Утро своего двадцатилетия я встретила в инфекционной больнице. Я открыла шпилькой запертый снаружи бокс. Ощутив себя в центре идиотского триллера, в белых больничных тапках, задыхаясь, я пересекала пустой двор, сильно смахивающий на футбольное поле, – невидимые зрители гнездились в окнах многоэтажных корпусов (там содержались больные инфекционным гепатитом). Если бы меня заметили, то, вероятно, это была бы потрясающая сцена в лучших традициях американского кино для психопатичных домохозяек: погоня, скуластые санитары, цербероподобные овчарки, укол с корректирующим препаратом (уже не "глория”), рубашка, предусматривающая возможность связать рукава за спиной… Но меня никто не заметил: я выбежала на дорогу, и по чудному стечению обстоятельств тут же остановилась машина.

Я ее – эту машину – помню. Белая "Волга”. Я не знаю, я правда не знаю, почему водитель согласился везти меня на другой конец города за "петушок” (все, что у меня было). Может быть, он испугался моего вида – полосатый халат, тапочки, – может, подумал, что я заражу его чем-то ужасным или покусаю? А может, это был не водитель, а мой личный ангел-хранитель (почему он не может быть водителем?), таким образом поздравивший меня с Днем Рождения? Ангелу было за пятьдесят, от него сильно пахло куревом, он был небрит и за всю поездку не проронил ни слова. И еще: если бы он был ангел, он бы не взял денег. Хотя… У денег такое обаяние. Возможно, оно распространяется и на ангелов.

С тех пор прошло почти четыре года. Я больше не болею детскими болезнями, но меня так же мучают простуды и поздние весны, я плохо справляюсь с холодом, мою нейлоновую красную куртку продувает насквозь, и я не знаю, что мне делать с этой холодофобией.

Я сижу за компьютером в одной из комнат двухкомнатной квартиры на пятом этаже пятиэтажного дома, построенного около пятидесяти лет назад в провинциальном городе у моря.
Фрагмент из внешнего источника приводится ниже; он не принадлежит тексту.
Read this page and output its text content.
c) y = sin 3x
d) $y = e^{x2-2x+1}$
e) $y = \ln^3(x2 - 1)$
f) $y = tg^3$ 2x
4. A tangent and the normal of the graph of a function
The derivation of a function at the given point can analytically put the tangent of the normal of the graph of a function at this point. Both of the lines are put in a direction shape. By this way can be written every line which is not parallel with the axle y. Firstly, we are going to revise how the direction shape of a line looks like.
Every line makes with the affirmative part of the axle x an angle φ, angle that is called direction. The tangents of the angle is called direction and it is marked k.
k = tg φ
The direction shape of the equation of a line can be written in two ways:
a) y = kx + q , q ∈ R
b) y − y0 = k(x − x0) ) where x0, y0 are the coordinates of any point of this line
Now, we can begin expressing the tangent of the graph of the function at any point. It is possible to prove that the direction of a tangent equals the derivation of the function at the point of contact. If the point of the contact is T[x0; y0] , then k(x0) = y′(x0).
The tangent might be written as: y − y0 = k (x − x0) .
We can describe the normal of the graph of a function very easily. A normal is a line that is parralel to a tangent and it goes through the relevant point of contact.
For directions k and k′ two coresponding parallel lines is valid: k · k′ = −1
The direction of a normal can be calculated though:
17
Я сижу и понимаю, что, несмотря на подходящую геометрию и географию, у меня не пишется письмо ни к римскому, ни даже к греческому другу… Телек горланит на всю комнату. Час назад умер поляк Карол Войтыла, известный миру как Иоанн Павел Второй. Первый понтифик, извинившийся за грехи инквизиции, первый, переступивший порог синагоги, и первый, выпустивший диск песен собственного сочинения. Я не знаю. Я плохо отношусь к церкви, но мне почему-то кажется, что этот только что усопший Папа был не самым отвратительным как глава той огромной бюрократической машины, которая кутается в красные мантии и белые плащаницы, а внутри укрывает продукты распада – вековую гниль – результат работы механизма, паразитирующего на идее Бога…

Я решила больше никогда не ходить в отдел эзотерической литературы.

Я писала один абзац целые сутки. Сегодня ученые нашли мягкие ткани тиранозавтра, жившего семьдесят миллионов лет назад. Во время раскопок кто-то неосторожно взмахнул киркой – надвое раскололась древняя кость, и там – внутри – оказалась жизнь.

Что сделала сегодня я? Написала четыре бездарных предложения.

Еще я помню, что в детстве довольно дико и очень долго боялась двух вещей: нацистов и Чумной горы. Причем оба эти страха были так реально связаны между собой, что, когда я переставала сопротивляться, в голове происходило слияние и я неделями не спала от кошмаров.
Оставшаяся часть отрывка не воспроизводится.